Она указала рукой на пылающее небо заката.
Я оглянулся – но на багряном фоне заката я видел лишь горделивый профиль Реи в золотисто-бронзовом ореоле ее волос, выбивавшихся из-под тускло блестевшего шлема.
Непонятное волнение мешало мне говорить.
– Что с тобой, Антреа? – с беспокойством спросила Рея, и пристально взглянула мне в глаза.
Должно быть, мой взгляд был достаточно красноречив. В вечернем сумраке я увидел, как побледнело ее лицо.
– Становится холодно… – как-то глухо произнесла она и зябким движением поправила плащ, соскользнувший с плеча. – Надо вернуться…

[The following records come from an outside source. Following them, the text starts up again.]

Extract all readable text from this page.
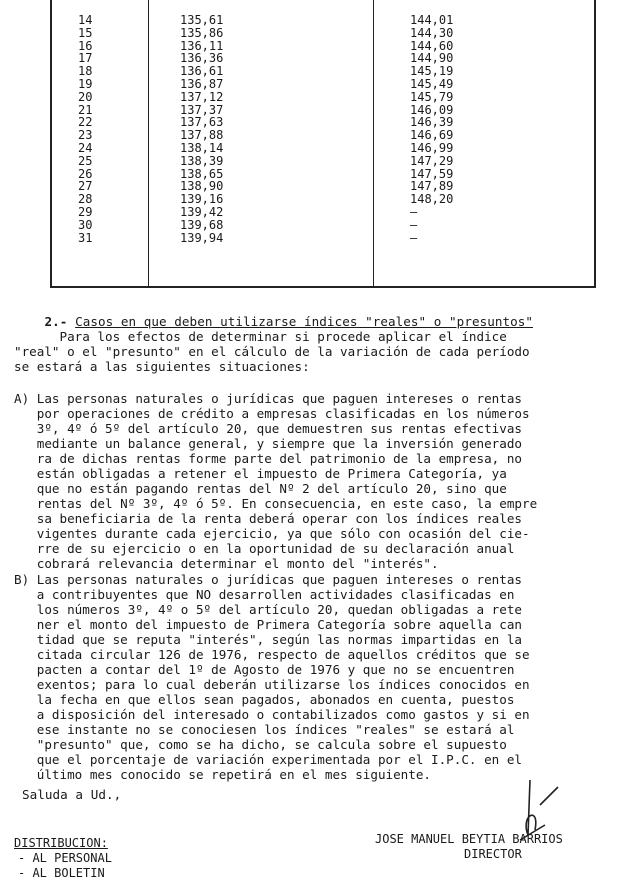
14	135,61	144,01
15	135,86	144,30
16	136,11	144,60
17	136,36	144,90
18	136,61	145,19
19	136,87	145,49
20	137,12	145,79
21	137,37	146,09
22	137,63	146,39
23	137,88	146,69
24	138,14	146,99
25	138,39	147,29
26	138,65	147,59
27	138,90	147,89
28	139,16	148,20
29	139,42	—
30	139,68	—
31	139,94	—

2.- Casos en que deben utilizarse índices "reales" o "presuntos"

Para los efectos de determinar si procede aplicar el índice
"real" o el "presunto" en el cálculo de la variación de cada período
se estará a las siguientes situaciones:
A) Las personas naturales o jurídicas que paguen intereses o rentas
por operaciones de crédito a empresas clasificadas en los números
3º, 4º ó 5º del artículo 20, que demuestren sus rentas efectivas
mediante un balance general, y siempre que la inversión generado
ra de dichas rentas forme parte del patrimonio de la empresa, no
están obligadas a retener el impuesto de Primera Categoría, ya
que no están pagando rentas del Nº 2 del artículo 20, sino que
rentas del Nº 3º, 4º ó 5º. En consecuencia, en este caso, la empre
sa beneficiaria de la renta deberá operar con los índices reales
vigentes durante cada ejercicio, ya que sólo con ocasión del cie-
rre de su ejercicio o en la oportunidad de su declaración anual
cobrará relevancia determinar el monto del "interés".
B) Las personas naturales o jurídicas que paguen intereses o rentas
a contribuyentes que NO desarrollen actividades clasificadas en
los números 3º, 4º o 5º del artículo 20, quedan obligadas a rete
ner el monto del impuesto de Primera Categoría sobre aquella can
tidad que se reputa "interés", según las normas impartidas en la
citada circular 126 de 1976, respecto de aquellos créditos que se
pacten a contar del 1º de Agosto de 1976 y que no se encuentren
exentos; para lo cual deberán utilizarse los índices conocidos en
la fecha en que ellos sean pagados, abonados en cuenta, puestos
a disposición del interesado o contabilizados como gastos y si en
ese instante no se conociesen los índices "reales" se estará al
"presunto" que, como se ha dicho, se calcula sobre el supuesto
que el porcentaje de variación experimentada por el I.P.C. en el
último mes conocido se repetirá en el mes siguiente.
Saluda a Ud.,
JOSE MANUEL BEYTIA BARRIOS
DIRECTOR
DISTRIBUCION:
- AL PERSONAL
- AL BOLETIN
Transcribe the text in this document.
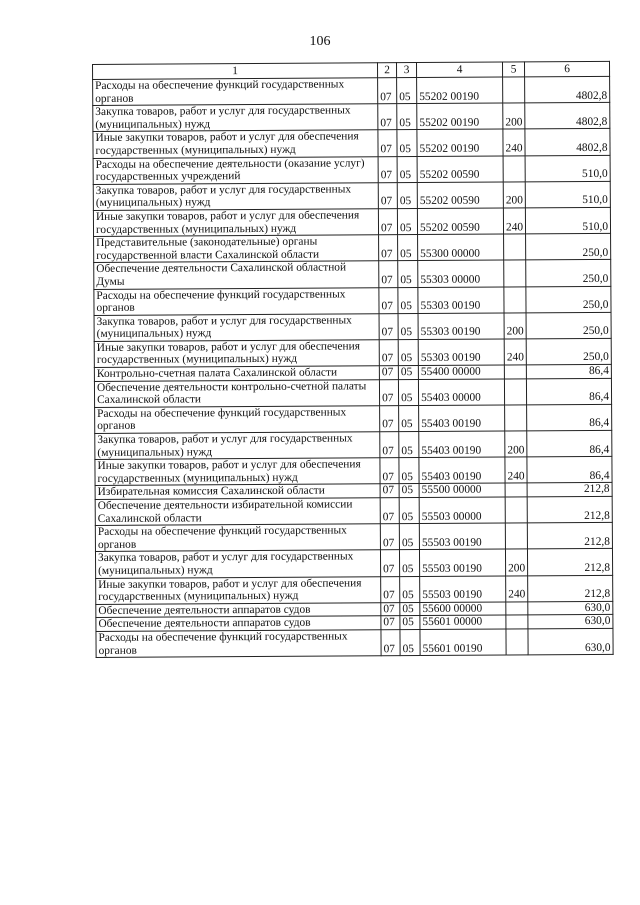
106
1	2	3	4	5	6
Расходы на обеспечение функций государственных органов	07	05	55202 00190		4802,8
Закупка товаров, работ и услуг для государственных (муниципальных) нужд	07	05	55202 00190	200	4802,8
Иные закупки товаров, работ и услуг для обеспечения государственных (муниципальных) нужд	07	05	55202 00190	240	4802,8
Расходы на обеспечение деятельности (оказание услуг) государственных учреждений	07	05	55202 00590		510,0
Закупка товаров, работ и услуг для государственных (муниципальных) нужд	07	05	55202 00590	200	510,0
Иные закупки товаров, работ и услуг для обеспечения государственных (муниципальных) нужд	07	05	55202 00590	240	510,0
Представительные (законодательные) органы государственной власти Сахалинской области	07	05	55300 00000		250,0
Обеспечение деятельности Сахалинской областной Думы	07	05	55303 00000		250,0
Расходы на обеспечение функций государственных органов	07	05	55303 00190		250,0
Закупка товаров, работ и услуг для государственных (муниципальных) нужд	07	05	55303 00190	200	250,0
Иные закупки товаров, работ и услуг для обеспечения государственных (муниципальных) нужд	07	05	55303 00190	240	250,0
Контрольно-счетная палата Сахалинской области	07	05	55400 00000		86,4
Обеспечение деятельности контрольно-счетной палаты Сахалинской области	07	05	55403 00000		86,4
Расходы на обеспечение функций государственных органов	07	05	55403 00190		86,4
Закупка товаров, работ и услуг для государственных (муниципальных) нужд	07	05	55403 00190	200	86,4
Иные закупки товаров, работ и услуг для обеспечения государственных (муниципальных) нужд	07	05	55403 00190	240	86,4
Избирательная комиссия Сахалинской области	07	05	55500 00000		212,8
Обеспечение деятельности избирательной комиссии Сахалинской области	07	05	55503 00000		212,8
Расходы на обеспечение функций государственных органов	07	05	55503 00190		212,8
Закупка товаров, работ и услуг для государственных (муниципальных) нужд	07	05	55503 00190	200	212,8
Иные закупки товаров, работ и услуг для обеспечения государственных (муниципальных) нужд	07	05	55503 00190	240	212,8
Обеспечение деятельности аппаратов судов	07	05	55600 00000		630,0
Обеспечение деятельности аппаратов судов	07	05	55601 00000		630,0
Расходы на обеспечение функций государственных органов	07	05	55601 00190		630,0
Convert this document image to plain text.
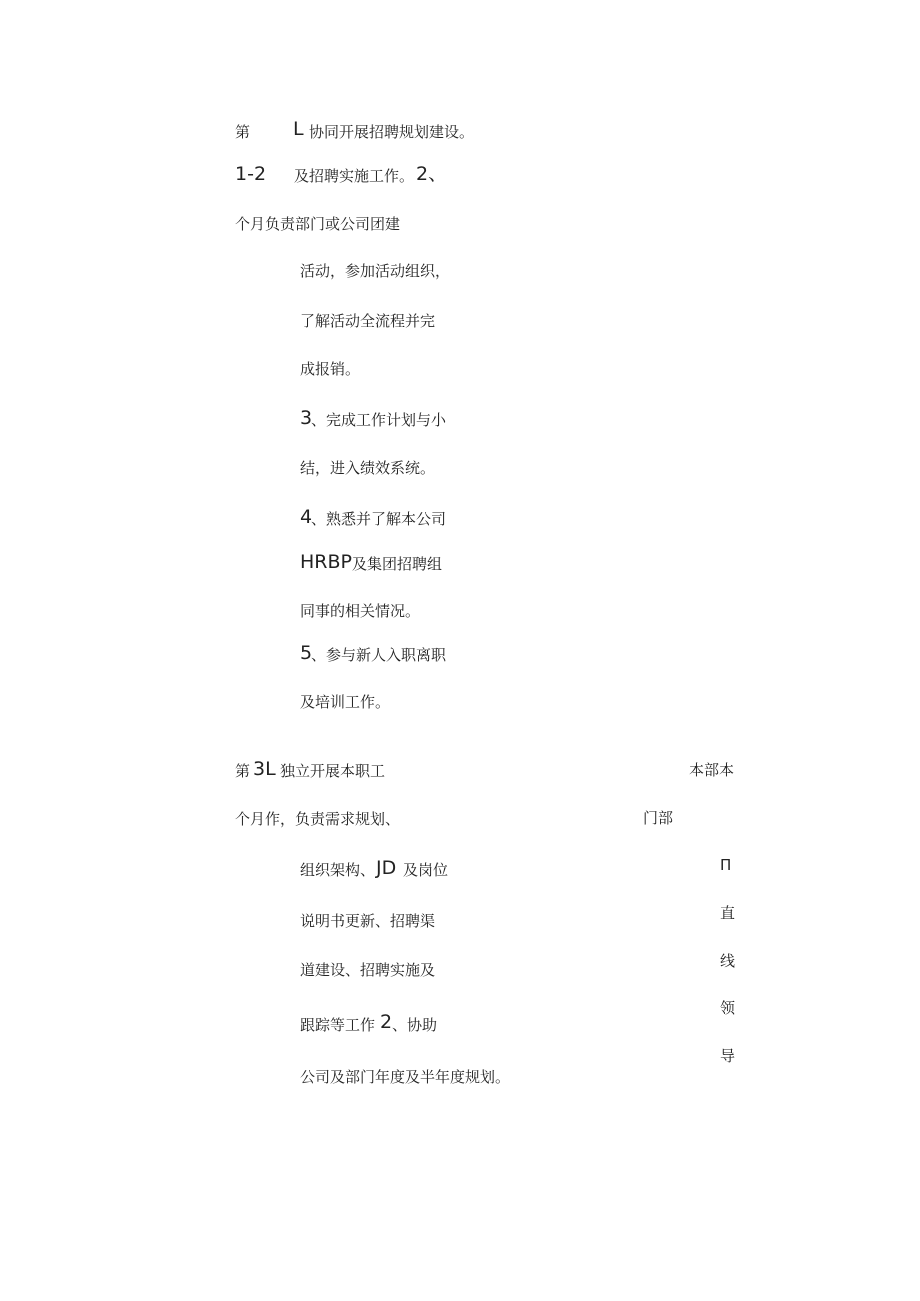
第 L 协同开展招聘规划建设。
1-2 及招聘实施工作。 2、
个月 负责部门或公司团建
活动，参加活动组织，
了解活动全流程并完
成报销。
3
、完成工作计划与小
结，进入绩效系统。
4
、熟悉并了解本公司
HRBP 及集团招聘组
同事的相关情况。
5
、参与新人入职离职
及培训工作。
第 3L 独立开展本职工
个月 作，负责需求规划、
组织架构、 JD 及岗位
说明书更新、招聘渠
道建设、招聘实施及
跟踪等工作 2 、协助
公司及部门年度及半年度规划。
本部本
门部
Π
直
线
领
导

Мы двинулись по направлению к дому, в широких окнах которого отражались последние краски заката.
У дверей мы простились, как всегда, поднятием руки. Я невольно пожалел, что тридцатый век отнял у меня право поцеловать эту руку.
На другой день профессор Фарбенмейстер с утра увлек меня в библиотеку и заставил под диктовку составлять какой-то список мудреных названий, необходимых ему для дальнейших работ. Время тянулось невыносимо медленно. Реи я не видел весь день до самого вечера, когда она пришла, чтобы позвать меня принять участие в игре в мяч.
Профессор сказал, что придет попозднее, но я не заставил просить себя дважды.
За время нашего полудобровольного заключения в доме профессора Антея мне уже несколько раз приходилось наблюдать за этой излюбленной игрой молодежи XXX века. Что-то знакомое – не то от лаун-тенниса, не то от баскет-болла, мелькало в некоторых движениях и приемах играющих. Играли по обыкновению трое: Рея, ее брат Фер и смуглый, темноволосый юноша, помощник профессора Антея – Унаро, которого я видел в первый день нашего появления в новом мире.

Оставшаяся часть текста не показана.